Greg Fuzesi, Wirtschaftsexperte bei JPMorgan, geht davon aus, dass etwaige Leitlinien „relativ locker“ ausfallen werden, da sich die EZB stärker an den eingehenden Daten orientiert, und dass sie bei einer geringeren Anhebung der Zinsen härter ausfallen werden. Es könnte auch einen Impuls geben, den Stapel von Anleihen, den die EZB in der Vergangenheit als Stimulus gekauft hat, schneller abzustoßen.
Wirtschaftlicher Ausblick
Die EZB-Direktoren werden eine Reihe von Wirtschaftsberichten erörtern, die in der vergangenen Woche eingetroffen sind und aufgrund der Ruhephase vor den EZB-Beschlüssen nicht öffentlich kommentiert wurden. Einerseits sprechen der Rückgang der Kerninflation und die schwächer als erwartet ausgefallene Wirtschaftsleistung in der Eurozone mit 20 Ländern zu Beginn des Jahres 2023 dafür, dass der Preisschock nachlässt. Hinzu kommen Anzeichen dafür, dass die Banken ihre Kreditvergabe einschränken, da die Zinserhöhungen sich durch das System arbeiten und die jüngsten Unruhen im Finanzsektor zu spüren sind.

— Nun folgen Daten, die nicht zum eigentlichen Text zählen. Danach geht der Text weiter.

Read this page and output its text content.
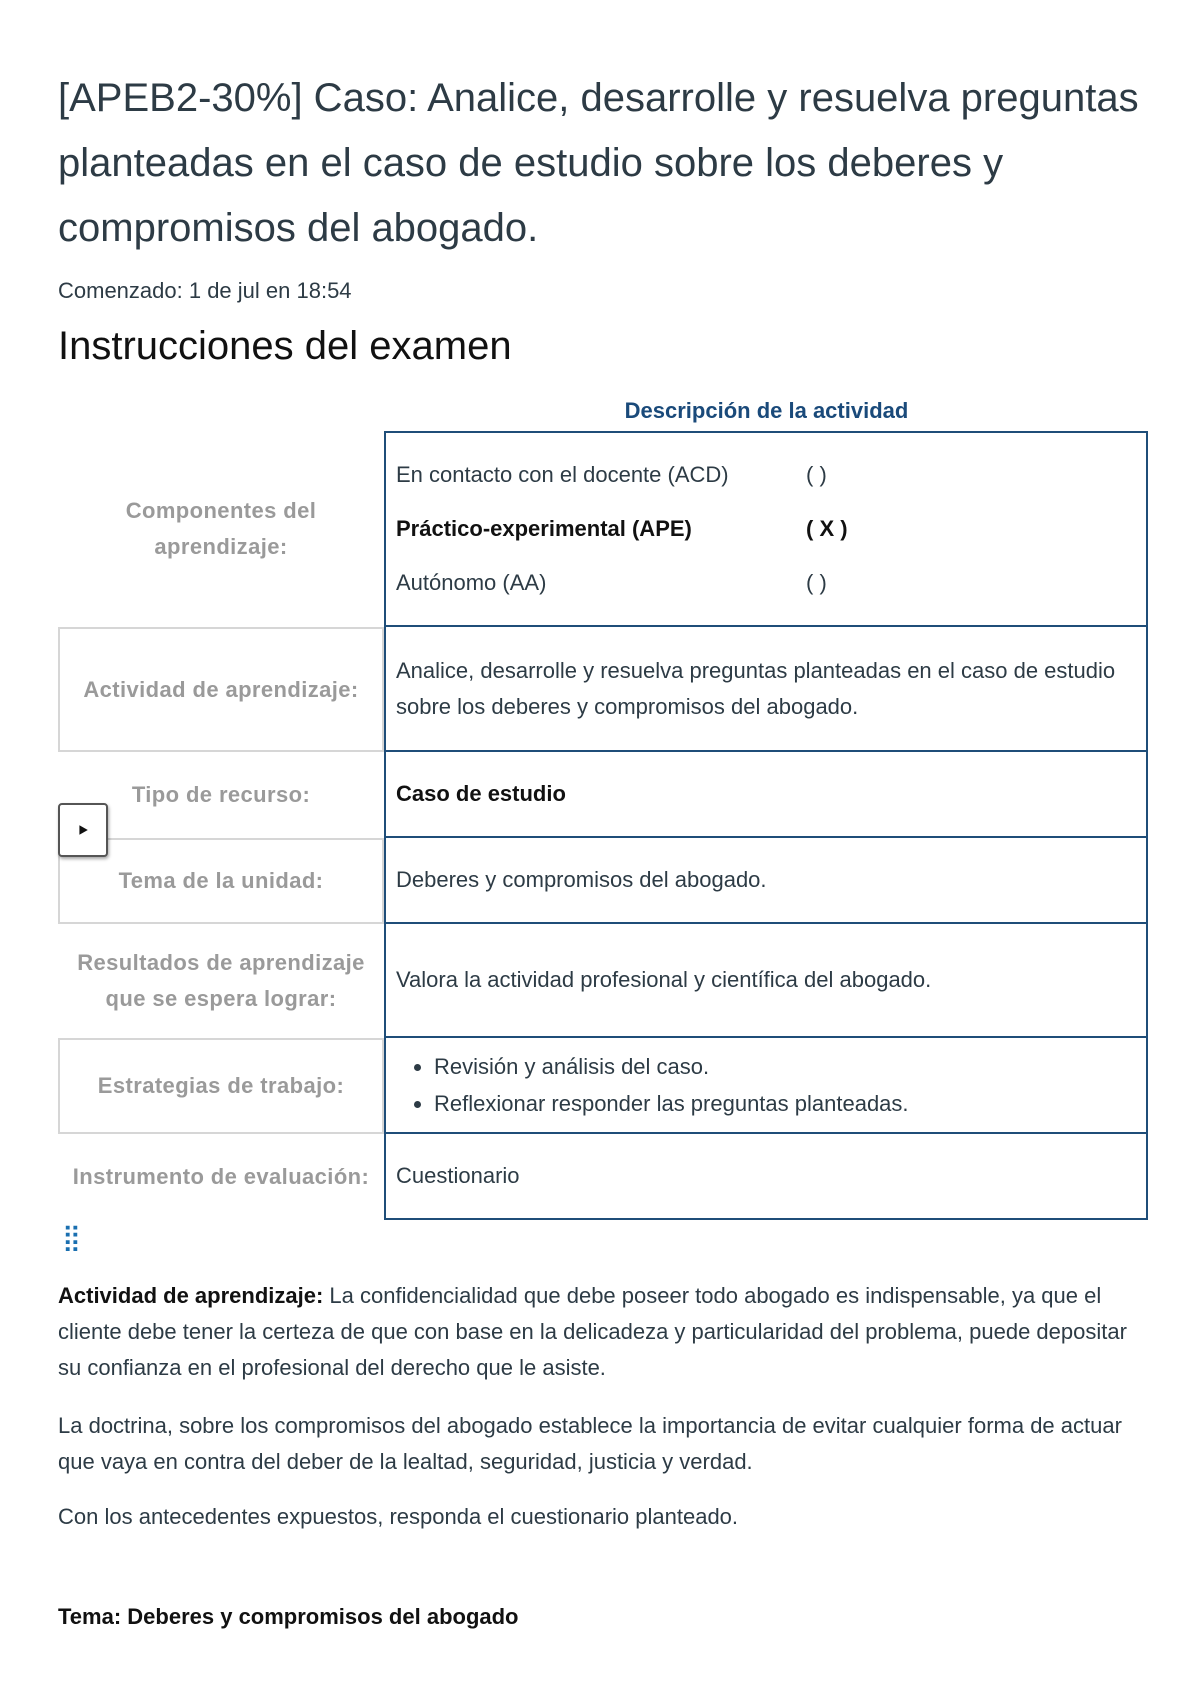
[APEB2-30%] Caso: Analice, desarrolle y resuelva preguntas planteadas en el caso de estudio sobre los deberes y compromisos del abogado.
Comenzado: 1 de jul en 18:54
Instrucciones del examen
Descripción de la actividad
Componentes del aprendizaje:
En contacto con el docente (ACD)	( )
Práctico-experimental (APE)	( X )
Autónomo (AA)	( )
Actividad de aprendizaje:
Analice, desarrolle y resuelva preguntas planteadas en el caso de estudio sobre los deberes y compromisos del abogado.
Tipo de recurso:	Caso de estudio
Tema de la unidad:	Deberes y compromisos del abogado.
Resultados de aprendizaje que se espera lograr:
Valora la actividad profesional y científica del abogado.
Estrategias de trabajo:
• Revisión y análisis del caso.
• Reflexionar responder las preguntas planteadas.
Instrumento de evaluación:	Cuestionario
⣿

Actividad de aprendizaje: La confidencialidad que debe poseer todo abogado es indispensable, ya que el cliente debe tener la certeza de que con base en la delicadeza y particularidad del problema, puede depositar su confianza en el profesional del derecho que le asiste.

La doctrina, sobre los compromisos del abogado establece la importancia de evitar cualquier forma de actuar que vaya en contra del deber de la lealtad, seguridad, justicia y verdad.

Con los antecedentes expuestos, responda el cuestionario planteado.

Tema: Deberes y compromisos del abogado
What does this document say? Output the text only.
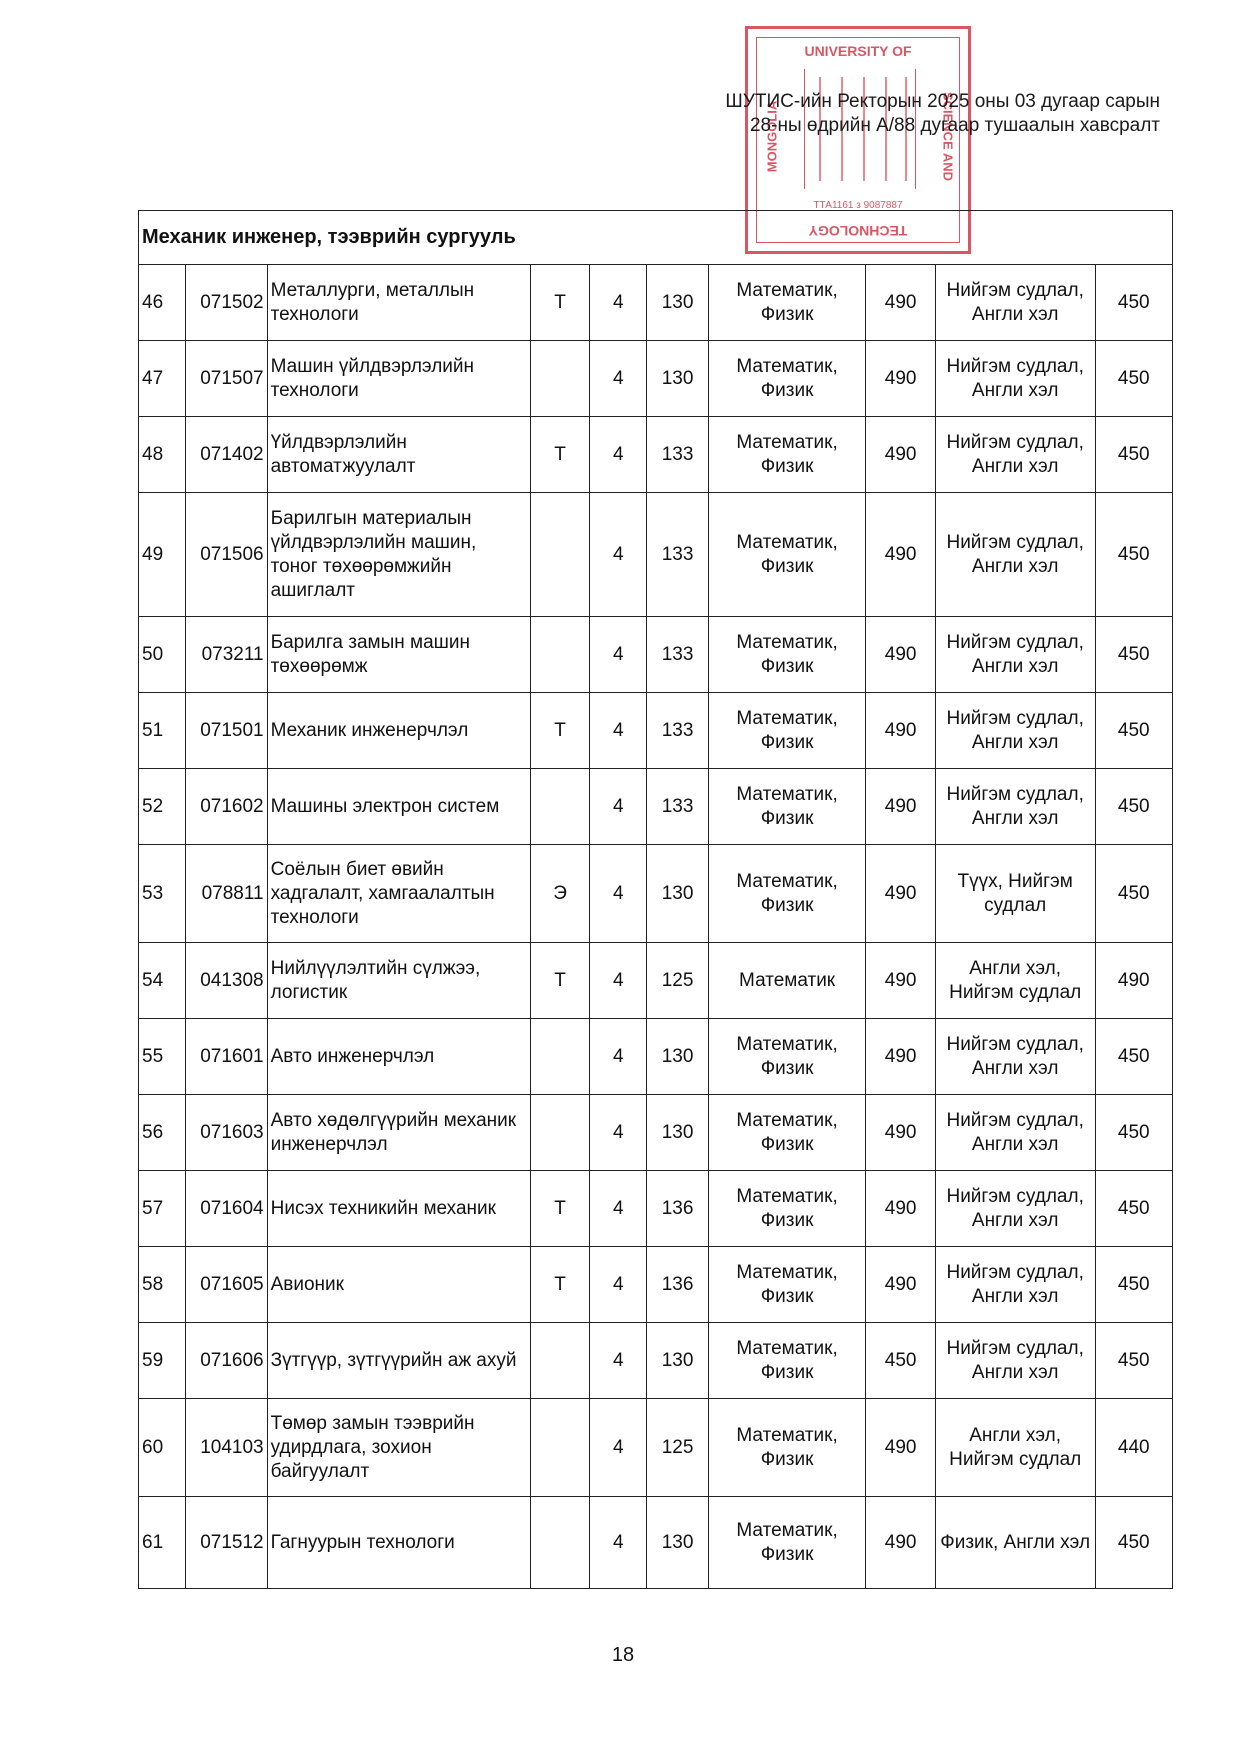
UNIVERSITY OF
MONGOLIA	SCIENCE AND
ТТА1161 з 9087887
TECHNOLOGY
ШУТИС-ийн Ректорын 2025 оны 03 дугаар сарын
28-ны өдрийн А/88 дугаар тушаалын хавсралт
Механик инженер, тээврийн сургууль									
46	071502	Металлурги, металлын технологи	Т	4	130	Математик, Физик	490	Нийгэм судлал, Англи хэл	450
47	071507	Машин үйлдвэрлэлийн технологи		4	130	Математик, Физик	490	Нийгэм судлал, Англи хэл	450
48	071402	Үйлдвэрлэлийн автоматжуулалт	Т	4	133	Математик, Физик	490	Нийгэм судлал, Англи хэл	450
49	071506	Барилгын материалын үйлдвэрлэлийн машин, тоног төхөөрөмжийн ашиглалт		4	133	Математик, Физик	490	Нийгэм судлал, Англи хэл	450
50	073211	Барилга замын машин төхөөрөмж		4	133	Математик, Физик	490	Нийгэм судлал, Англи хэл	450
51	071501	Механик инженерчлэл	Т	4	133	Математик, Физик	490	Нийгэм судлал, Англи хэл	450
52	071602	Машины электрон систем		4	133	Математик, Физик	490	Нийгэм судлал, Англи хэл	450
53	078811	Соёлын биет өвийн хадгалалт, хамгаалалтын технологи	Э	4	130	Математик, Физик	490	Түүх, Нийгэм судлал	450
54	041308	Нийлүүлэлтийн сүлжээ, логистик	Т	4	125	Математик	490	Англи хэл, Нийгэм судлал	490
55	071601	Авто инженерчлэл		4	130	Математик, Физик	490	Нийгэм судлал, Англи хэл	450
56	071603	Авто хөдөлгүүрийн механик инженерчлэл		4	130	Математик, Физик	490	Нийгэм судлал, Англи хэл	450
57	071604	Нисэх техникийн механик	Т	4	136	Математик, Физик	490	Нийгэм судлал, Англи хэл	450
58	071605	Авионик	Т	4	136	Математик, Физик	490	Нийгэм судлал, Англи хэл	450
59	071606	Зүтгүүр, зүтгүүрийн аж ахуй		4	130	Математик, Физик	450	Нийгэм судлал, Англи хэл	450
60	104103	Төмөр замын тээврийн удирдлага, зохион байгуулалт		4	125	Математик, Физик	490	Англи хэл, Нийгэм судлал	440
61	071512	Гагнуурын технологи		4	130	Математик, Физик	490	Физик, Англи хэл	450
18
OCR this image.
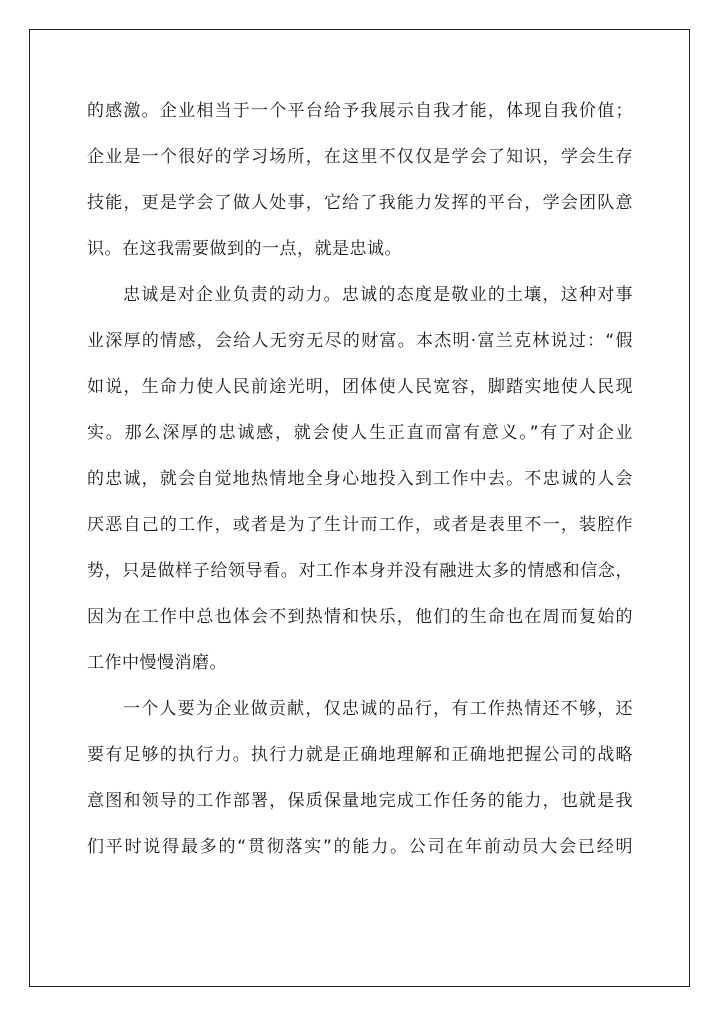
的感激。企业相当于一个平台给予我展示自我才能，体现自我价值；
企业是一个很好的学习场所，在这里不仅仅是学会了知识，学会生存
技能，更是学会了做人处事，它给了我能力发挥的平台，学会团队意
识。在这我需要做到的一点，就是忠诚。
忠诚是对企业负责的动力。忠诚的态度是敬业的土壤，这种对事
业深厚的情感，会给人无穷无尽的财富。本杰明·富兰克林说过：“假
如说，生命力使人民前途光明，团体使人民宽容，脚踏实地使人民现
实。那么深厚的忠诚感，就会使人生正直而富有意义。”有了对企业
的忠诚，就会自觉地热情地全身心地投入到工作中去。不忠诚的人会
厌恶自己的工作，或者是为了生计而工作，或者是表里不一，装腔作
势，只是做样子给领导看。对工作本身并没有融进太多的情感和信念，
因为在工作中总也体会不到热情和快乐，他们的生命也在周而复始的
工作中慢慢消磨。
一个人要为企业做贡献，仅忠诚的品行，有工作热情还不够，还
要有足够的执行力。执行力就是正确地理解和正确地把握公司的战略
意图和领导的工作部署，保质保量地完成工作任务的能力，也就是我
们平时说得最多的“贯彻落实”的能力。公司在年前动员大会已经明
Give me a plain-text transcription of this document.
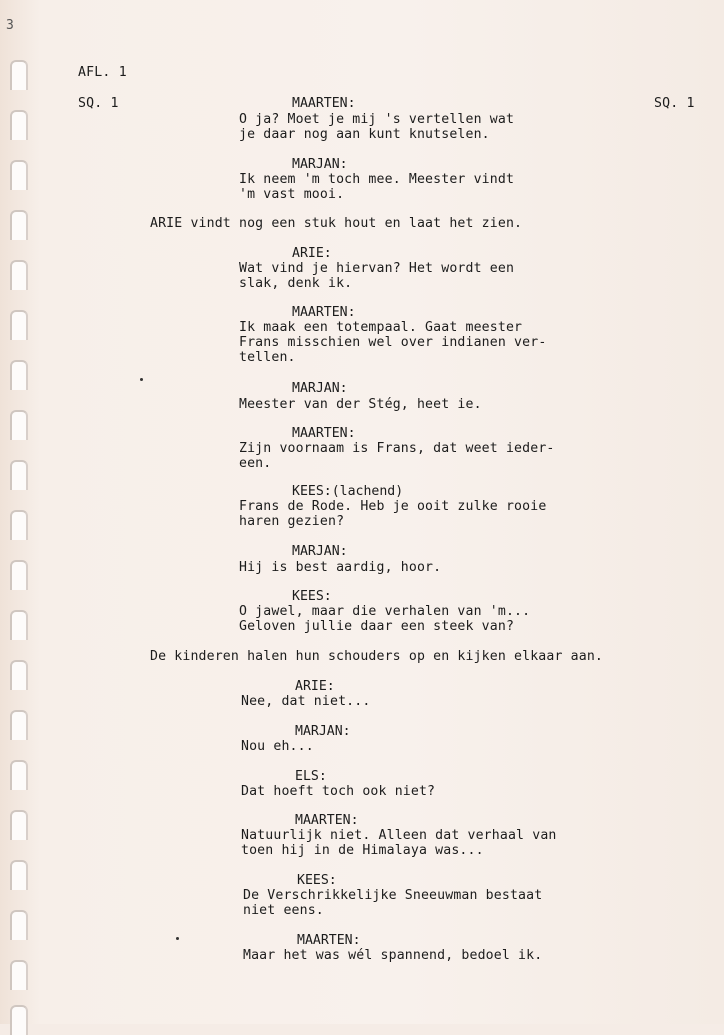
3
AFL. 1
SQ. 1	SQ. 1
MAARTEN:
O ja? Moet je mij 's vertellen wat
je daar nog aan kunt knutselen.
MARJAN:
Ik neem 'm toch mee. Meester vindt
'm vast mooi.
ARIE vindt nog een stuk hout en laat het zien.
ARIE:
Wat vind je hiervan? Het wordt een
slak, denk ik.
MAARTEN:
Ik maak een totempaal. Gaat meester
Frans misschien wel over indianen ver-
tellen.
MARJAN:
Meester van der Stég, heet ie.
MAARTEN:
Zijn voornaam is Frans, dat weet ieder-
een.
KEES:(lachend)
Frans de Rode. Heb je ooit zulke rooie
haren gezien?
MARJAN:
Hij is best aardig, hoor.
KEES:
O jawel, maar die verhalen van 'm...
Geloven jullie daar een steek van?
De kinderen halen hun schouders op en kijken elkaar aan.
ARIE:
Nee, dat niet...
MARJAN:
Nou eh...
ELS:
Dat hoeft toch ook niet?
MAARTEN:
Natuurlijk niet. Alleen dat verhaal van
toen hij in de Himalaya was...
KEES:
De Verschrikkelijke Sneeuwman bestaat
niet eens.
MAARTEN:
Maar het was wél spannend, bedoel ik.
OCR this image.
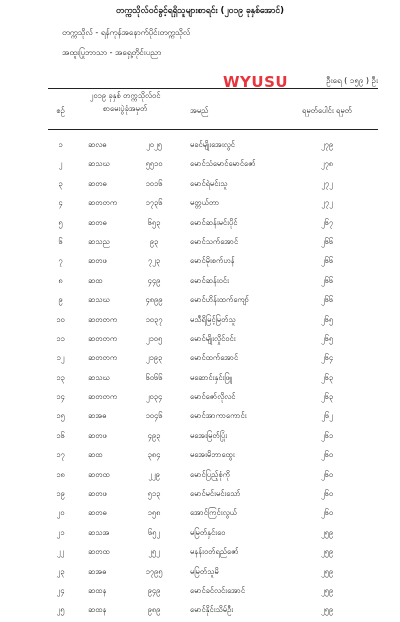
တက္ကသိုလ်ဝင်ခွင့်ရရှိသူများစာရင်း (၂၀၁၉ ခုနှစ်အောင်)
တက္ကသိုလ် - ရန်ကုန်အနောက်ပိုင်းတက္ကသိုလ်
အထူးပြုဘာသာ - အရှေ့တိုင်းပညာ
WYUSU	ဦးရေ ( ၁၅၉ ) ဦး
စဉ်
၂၀၁၉ ခုနှစ် တက္ကသိုလ်ဝင် စာမေးပွဲခုံအမှတ်	အမည်	ရမှတ်ပေါင်း ရမှတ်
၁	ဆလဓ	၂၀၂၅	မခင်မျိုးအေးလွင်	၂၇၉
၂	ဆသဃ	၅၅၁၀	မောင်သံမောင်မောင်ဇော်	၂၇၈
၃	ဆတဓ	၁၀၁၆	မောင်ရဲမင်းသူ	၂၇၂
၄	ဆတတက	၁၇၃၆	မတ္တယ်တာ	၂၇၂
၅	ဆတဓ	၆၅၃	မောင်ဆန်းမင်းပိုင်	၂၆၇
၆	ဆသည	၉၃	မောင်သက်အောင်	၂၆၆
၇	ဆတဖ	၇၂၃	မောင်မိုးစက်ဟန်	၂၆၆
၈	ဆထ	၄၄၉	မောင်ဆန်းဝင်း	၂၆၆
၉	ဆသဃ	၄၈၉၉	မောင်ဟိန်းထက်ကျော်	၂၆၆
၁၀	ဆတတက	၁၀၃၇	မသီရိမြင့်မြတ်သူ	၂၆၅
၁၁	ဆတတက	၂၁၀၅	မောင်မျိုးလှိုင်ဝင်း	၂၆၅
၁၂	ဆတတက	၂၁၉၃	မောင်ထက်အောင်	၂၆၄
၁၃	ဆသဃ	၆၀၆၆	မဆောင်းနှင်းဖြူ	၂၆၃
၁၄	ဆတတက	၂၀၃၄	မောင်ဇော်လိုလင်	၂၆၃
၁၅	ဆအဓ	၁၀၄၆	မောင်အာကာကောင်း	၂၆၂
၁၆	ဆတဖ	၄၉၃	မအေးမြတ်ပြုံး	၂၆၁
၁၇	ဆထ	၃၈၄	မအေးမိဘာထွေး	၂၆၀
၁၈	ဆတထ	၂၂၉	မောင်ပြည့်စုံကို	၂၆၀
၁၉	ဆတဖ	၅၁၃	မောင်မင်းမင်းသော်	၂၆၀
၂၀	ဆတဓ	၁၅၈	အောင်ကြင်းလွယ်	၂၆၀
၂၁	ဆသအ	၆၅၂	မမြတ်နှင်းဝေ	၂၅၉
၂၂	ဆတထ	၂၅၂	မနန်းဝတ်ရည်ဇော်	၂၅၉
၂၃	ဆအဓ	၁၇၉၅	မမြတ်သူမိ	၂၅၉
၂၄	ဆထန	၉၄၉	မောင်ခင်လင်းအောင်	၂၅၉
၂၅	ဆထန	၉၈၉	မောင်နိုင်းသိမ်ဦး	၂၅၉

Andererseits deuten die Umfragen unter den Einkaufsmanagern auf eine robuste Tätigkeit im Dienstleistungssektor hin. Auch die Löhne ziehen stärker an, was die Befürchtung aufkommen lässt, dass die Inflation schwerer zurückzudrängen sein wird als ursprünglich befürchtet (FMW: Thema Lohn-Preis-Spirale). Es stellt sich die Frage, ob sich die Einschätzung der Wirtschaft durch die EZB aufgrund dieser Daten geändert hat und wie weit die EZB die Zinsen noch anheben muss.
Quantitative Straffung
Die EZB hat im März damit begonnen, ihren Anleihebestand von rund 5 Billionen Euro um 15 Milliarden Euro pro Monat zu verringern. Dies hat auf den Finanzmärkten nicht zu Verwerfungen geführt und die Erwartung geweckt, dass die Kürzungen nach Juni, wenn das derzeitige Tempo der Reduzierung überprüft wird, beschleunigt werden.
Exekutivdirektoriumsmitglied Isabel Schnabel sagte letzten Monat, dass es das Ziel sei, die Reinvestitionen im Rahmen des Programms zum Ankauf von Vermögenswerten vollständig auslaufen zu lassen, wobei der genaue Zeitpunkt „bald“ festgelegt werden soll. Die EZB-Direktoren werden möglicherweise auch über die laufenden Rückzahlungen langfristiger Kredite diskutieren, die den Banken zu günstigen Konditionen angeboten wurden, und von denen eine Tranche von 477 Milliarden Euro im Juni fällig wird. Bislang wurden keine alternativen Maßnahmen in Aussicht gestellt, aber der jüngste Stress im Bankensektor bedeutet, dass die EZB die Situation genau beobachten wird, um zu sehen, ob es zu Spannungen im System kommt.